The convenience of Object-Relational Mappers (ORMs) like GORM comes with a deadly trap: The N+1 Query Problem.

In our core domain, fetching a single Dashboard requires loading its Watchlists, which in turn require loading multiple USCompanies. A naive implementation using a loop triggers 1 query for the dashboard, N queries for the watchlists, and M queries for the companies—potentially executing 50+ sequential queries for a single API call.

Under high concurrency, this instantly exhausts the PostgreSQL connection pool and spikes latency. The objective is to enforce strict Batch Fetching (Eager Loading), reducing the query complexity from O(N×M)O(N \times M) down to a strict, predictable O(1)O(1) (exactly 3 queries).

The Mental Model

Instead of executing a loop, the system executes 3 isolated batch queries and stitches the relationships together in the Go application's memory (Application-Level Join).

N+1 Trap Example

Click to reveal the N+1 Disaster in code
func BadExample(id uuid.UUID) {
var dashboard Dashboard

// 1. Load Dashboard (1 Query)
db.Where("id = ?", id).First(&dashboard)

// 2. Load Watchlists (1 Query)
db.Where("dashboard_id = ?", id).Find(&dashboard.Watchlists)

// 3. Load Companies in a loop (N Queries! 💥)
for i := range dashboard.Watchlists {
db.Model(&dashboard.Watchlists[i]).
Association("USCompanyRefs").
Find(&dashboard.Watchlists[i].USCompanyRefs)
}
}

Core Implementation

Below is the highly curated data access logic utilizing GORM's Preload. Notice how we inject custom SQL scoping (like ORDER BY) directly into the eager-loading closures to maintain sorting at the database level.
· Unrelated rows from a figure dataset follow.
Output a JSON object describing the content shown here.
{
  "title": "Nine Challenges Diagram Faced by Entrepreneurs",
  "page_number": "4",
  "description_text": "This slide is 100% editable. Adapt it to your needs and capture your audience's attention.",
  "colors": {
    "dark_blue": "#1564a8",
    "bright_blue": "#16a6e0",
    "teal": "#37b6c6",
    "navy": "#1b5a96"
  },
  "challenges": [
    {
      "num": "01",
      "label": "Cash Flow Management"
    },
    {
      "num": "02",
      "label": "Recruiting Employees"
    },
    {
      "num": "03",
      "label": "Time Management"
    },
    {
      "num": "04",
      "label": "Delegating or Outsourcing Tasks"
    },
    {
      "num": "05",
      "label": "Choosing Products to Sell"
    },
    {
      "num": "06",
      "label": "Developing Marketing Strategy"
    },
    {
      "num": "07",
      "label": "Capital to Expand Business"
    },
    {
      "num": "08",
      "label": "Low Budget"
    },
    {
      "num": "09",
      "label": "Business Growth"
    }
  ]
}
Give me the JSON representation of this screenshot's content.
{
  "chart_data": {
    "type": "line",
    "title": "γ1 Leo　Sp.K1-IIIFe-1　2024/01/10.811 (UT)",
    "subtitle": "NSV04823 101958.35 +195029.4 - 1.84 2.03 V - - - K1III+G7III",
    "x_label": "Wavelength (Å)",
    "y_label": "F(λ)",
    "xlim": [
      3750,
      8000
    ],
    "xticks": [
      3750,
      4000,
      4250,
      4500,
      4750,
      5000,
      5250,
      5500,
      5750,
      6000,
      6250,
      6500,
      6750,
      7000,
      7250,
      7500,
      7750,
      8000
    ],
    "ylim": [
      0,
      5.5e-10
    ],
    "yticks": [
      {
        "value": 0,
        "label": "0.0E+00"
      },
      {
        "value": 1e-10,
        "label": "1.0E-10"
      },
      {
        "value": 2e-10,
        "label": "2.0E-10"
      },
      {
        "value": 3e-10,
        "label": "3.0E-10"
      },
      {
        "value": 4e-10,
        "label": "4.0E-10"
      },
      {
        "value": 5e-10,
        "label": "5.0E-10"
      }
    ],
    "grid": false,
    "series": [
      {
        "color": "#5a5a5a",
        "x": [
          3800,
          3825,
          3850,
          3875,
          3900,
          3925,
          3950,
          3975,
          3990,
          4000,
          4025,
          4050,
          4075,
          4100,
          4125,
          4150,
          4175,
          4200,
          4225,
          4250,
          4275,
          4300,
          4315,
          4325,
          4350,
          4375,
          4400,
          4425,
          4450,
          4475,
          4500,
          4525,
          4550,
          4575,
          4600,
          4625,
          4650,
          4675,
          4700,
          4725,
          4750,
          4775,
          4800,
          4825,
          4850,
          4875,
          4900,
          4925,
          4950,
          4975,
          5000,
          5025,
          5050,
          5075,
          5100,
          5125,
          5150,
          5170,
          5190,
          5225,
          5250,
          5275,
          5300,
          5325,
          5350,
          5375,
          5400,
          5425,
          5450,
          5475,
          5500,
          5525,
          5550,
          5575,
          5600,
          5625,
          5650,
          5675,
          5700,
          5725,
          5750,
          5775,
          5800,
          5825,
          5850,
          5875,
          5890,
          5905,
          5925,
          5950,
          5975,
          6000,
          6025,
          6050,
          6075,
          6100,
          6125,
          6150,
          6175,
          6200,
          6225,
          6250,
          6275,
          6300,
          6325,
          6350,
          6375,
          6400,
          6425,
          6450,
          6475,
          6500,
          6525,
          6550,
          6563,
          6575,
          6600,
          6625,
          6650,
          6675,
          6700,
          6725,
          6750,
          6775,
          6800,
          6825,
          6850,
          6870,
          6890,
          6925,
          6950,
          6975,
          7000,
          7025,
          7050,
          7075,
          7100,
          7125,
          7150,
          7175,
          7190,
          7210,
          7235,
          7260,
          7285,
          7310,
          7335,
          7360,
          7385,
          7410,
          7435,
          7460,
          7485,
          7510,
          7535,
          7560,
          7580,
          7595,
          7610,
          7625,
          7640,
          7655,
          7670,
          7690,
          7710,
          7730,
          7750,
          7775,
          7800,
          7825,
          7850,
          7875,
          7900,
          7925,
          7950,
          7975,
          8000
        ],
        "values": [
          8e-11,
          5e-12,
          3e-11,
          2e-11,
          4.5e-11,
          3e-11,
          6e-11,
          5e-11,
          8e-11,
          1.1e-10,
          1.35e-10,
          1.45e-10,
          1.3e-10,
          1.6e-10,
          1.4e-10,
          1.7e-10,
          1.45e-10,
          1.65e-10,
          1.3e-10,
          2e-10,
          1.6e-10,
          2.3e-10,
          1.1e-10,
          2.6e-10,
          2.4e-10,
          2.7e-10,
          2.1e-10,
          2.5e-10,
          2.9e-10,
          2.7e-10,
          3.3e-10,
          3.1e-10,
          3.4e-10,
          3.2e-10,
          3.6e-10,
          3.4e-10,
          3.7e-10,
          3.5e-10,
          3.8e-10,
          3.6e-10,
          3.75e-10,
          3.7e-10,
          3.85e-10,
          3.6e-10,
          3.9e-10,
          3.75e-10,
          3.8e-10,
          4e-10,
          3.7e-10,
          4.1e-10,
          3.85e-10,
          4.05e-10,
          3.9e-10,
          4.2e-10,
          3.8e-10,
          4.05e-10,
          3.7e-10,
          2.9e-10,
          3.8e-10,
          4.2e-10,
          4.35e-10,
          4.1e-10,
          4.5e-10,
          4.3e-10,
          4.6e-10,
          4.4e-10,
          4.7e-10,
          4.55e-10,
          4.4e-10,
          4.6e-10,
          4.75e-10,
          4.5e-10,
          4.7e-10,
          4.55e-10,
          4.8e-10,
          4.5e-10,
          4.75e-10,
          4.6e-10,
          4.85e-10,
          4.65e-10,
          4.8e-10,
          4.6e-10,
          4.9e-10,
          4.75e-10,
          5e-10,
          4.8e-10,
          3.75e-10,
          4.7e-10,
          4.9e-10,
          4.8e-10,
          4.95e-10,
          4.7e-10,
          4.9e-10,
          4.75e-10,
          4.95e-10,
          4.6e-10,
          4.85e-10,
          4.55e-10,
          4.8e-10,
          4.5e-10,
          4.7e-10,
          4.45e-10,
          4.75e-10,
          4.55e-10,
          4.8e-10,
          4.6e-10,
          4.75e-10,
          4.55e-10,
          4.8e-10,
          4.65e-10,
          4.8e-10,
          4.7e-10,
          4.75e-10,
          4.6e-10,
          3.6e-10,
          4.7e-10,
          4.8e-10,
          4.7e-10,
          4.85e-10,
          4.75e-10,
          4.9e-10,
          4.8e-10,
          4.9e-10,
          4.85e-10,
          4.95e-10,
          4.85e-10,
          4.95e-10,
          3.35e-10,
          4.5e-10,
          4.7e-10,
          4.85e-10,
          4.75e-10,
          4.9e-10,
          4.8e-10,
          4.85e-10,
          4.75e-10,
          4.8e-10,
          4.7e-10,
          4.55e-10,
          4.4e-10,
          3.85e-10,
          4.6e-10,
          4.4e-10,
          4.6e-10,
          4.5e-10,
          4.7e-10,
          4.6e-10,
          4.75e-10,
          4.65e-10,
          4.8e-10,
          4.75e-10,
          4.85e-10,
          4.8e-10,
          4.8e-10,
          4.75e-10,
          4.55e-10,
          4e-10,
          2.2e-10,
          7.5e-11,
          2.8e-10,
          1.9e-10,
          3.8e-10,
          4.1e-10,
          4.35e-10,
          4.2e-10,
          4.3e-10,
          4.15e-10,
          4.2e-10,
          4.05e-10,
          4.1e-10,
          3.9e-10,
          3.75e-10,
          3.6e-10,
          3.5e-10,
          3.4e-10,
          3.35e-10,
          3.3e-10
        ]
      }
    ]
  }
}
// internal/repository/pg/dashboard_repo.go

func (r *DashboardRepo) GetDashboardWithRelations(ctx context.Context, id uuid.UUID) (*schema.Dashboard, error) {
var dashboard schema.Dashboard

// Executes exactly 3 optimized queries using the SQL 'IN' operator
err := r.db.WithContext(ctx).
// Query 2: Fetch all Watchlists
Preload("Watchlists", func(db *gorm.DB) *gorm.DB {
return db.Order("created_at DESC")
}).
// Query 3: Fetch all Companies linked to those Watchlists
Preload("Watchlists.USCompanyRefs", func(db *gorm.DB) *gorm.DB {
return db.Order("us_companies.company_name ASC")
}).
Where("id = ?", id).
First(&dashboard).Error

if err != nil {
return nil, fmt.Errorf("failed to fetch dashboard relations: %w", err)
}

return &dashboard, nil
}

Edge Cases & Trade-offs

  • Preload (App-Level Join) vs. SQL JOIN (Cartesian Product): Why did I choose Preload instead of writing a single LEFT JOIN query?
    • If a Dashboard has 10 Watchlists, and each has 50 Companies, a single JOIN produces 500 rows. The Dashboard and Watchlist columns are heavily duplicated across all 500 rows, causing massive network bandwidth bloat (The Cartesian Product Effect).
    • Preload executes 3 separate queries and prevents this data duplication, shifting the stitching CPU load from the Database to the Go Application—which is horizontally scalable and cheaper.
  • When JOIN is Mandatory: The fatal flaw of Preload is that the queries are independent. If the business logic requires filtering the parent based on a child's attribute (e.g., "Fetch only Dashboards that contain 'TSLA' in any of their watchlists"), Preload cannot do this. In such edge cases, the architecture strictly mandates falling back to an INNER JOIN or EXISTS subquery to utilize the database's relational engine.

The Outcome

By enforcing strict GORM Preloading strategies across the Repository layer, deeply nested aggregate roots are fully hydrated in a guaranteed maximum of 3 queries, completely neutralizing connection pool exhaustion under heavy WebSocket/API traffic.